Als Grund dafür gibt Watt Untersuchungen der US-Behörden an, die Bell Micros Buchführung beträfen. Aufgrund dieser Vorgänge hätte der Distri die Finanzberichte nicht bekannt geben dürfen. Aus Veröffentlichungen der Börsenaufsicht »US Security and Exchange Commission (SEC)« geht hervor, dass es in den Jahren 2004/2005 zu Unregelmäßigkeiten bei zwei Akquisitionen des Unternehmens in England und Brasilien gekommen ist. Offensichtlich hat das Unternehmen zudem Probleme im internen Controlling. Seit 2006 hat Bell Micro die Fehler anscheinend erkannt und bemüht sich, die Geschäftsberichte rückwirkend in Ordnung zu bringen.

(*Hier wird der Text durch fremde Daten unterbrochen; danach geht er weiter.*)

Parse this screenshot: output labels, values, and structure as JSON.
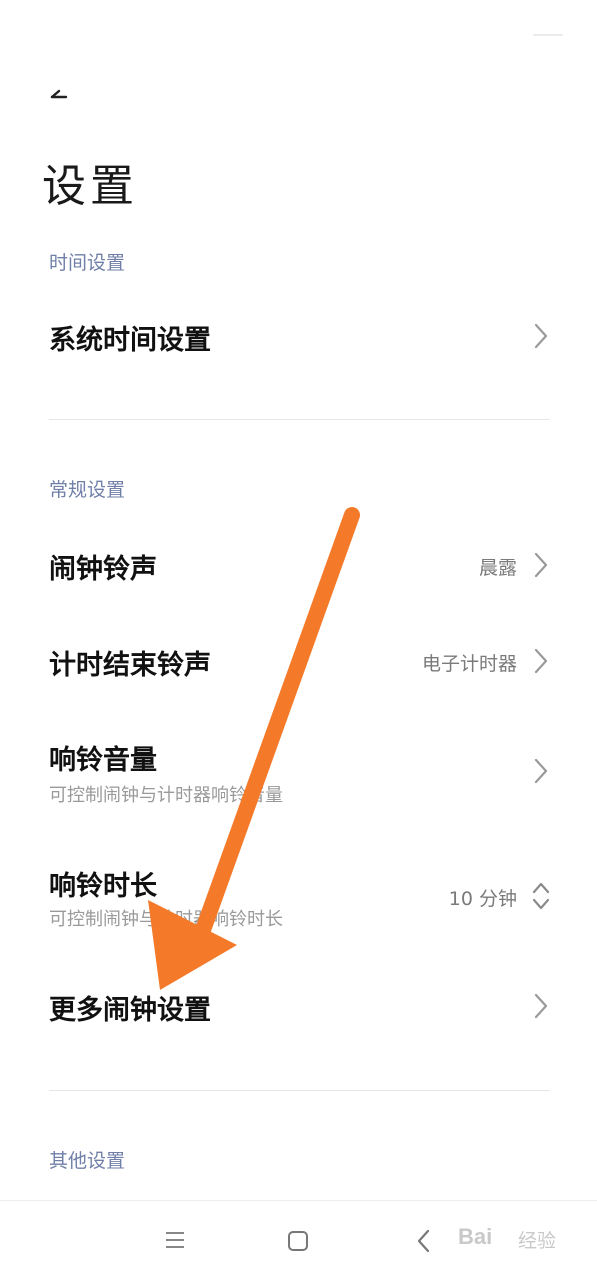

Watt bezeichnet die Vorgänge zwar als »Business as usual«, trotzdem hat die SEC den Ausschluss aus der Nasdaq mit Wirkung zum 7. April vollzogen. Bell Micro wird jetzt nur noch an der Pink Sheet OTC (over the counter) gehandelt. Unternehmen, die hier notiert sind, müssen keine weiteren Vorgaben wie regelmäßige Bilanzen oder Resultate erfüllen. Die SEC bewertet Unternehmen, die bei den Pink Sheets gelistet sind, als eine der riskantesten Investitionen.
Watt betont, dass der Ausschluss von der Nasdaq nicht die finanzielle Situation des Unternehmens widerspiegelt. Trotzdem ist der Wert der Aktie seitdem beachtlich gefallen: Von rund sechs auf rund zwei Dollar pro Aktie.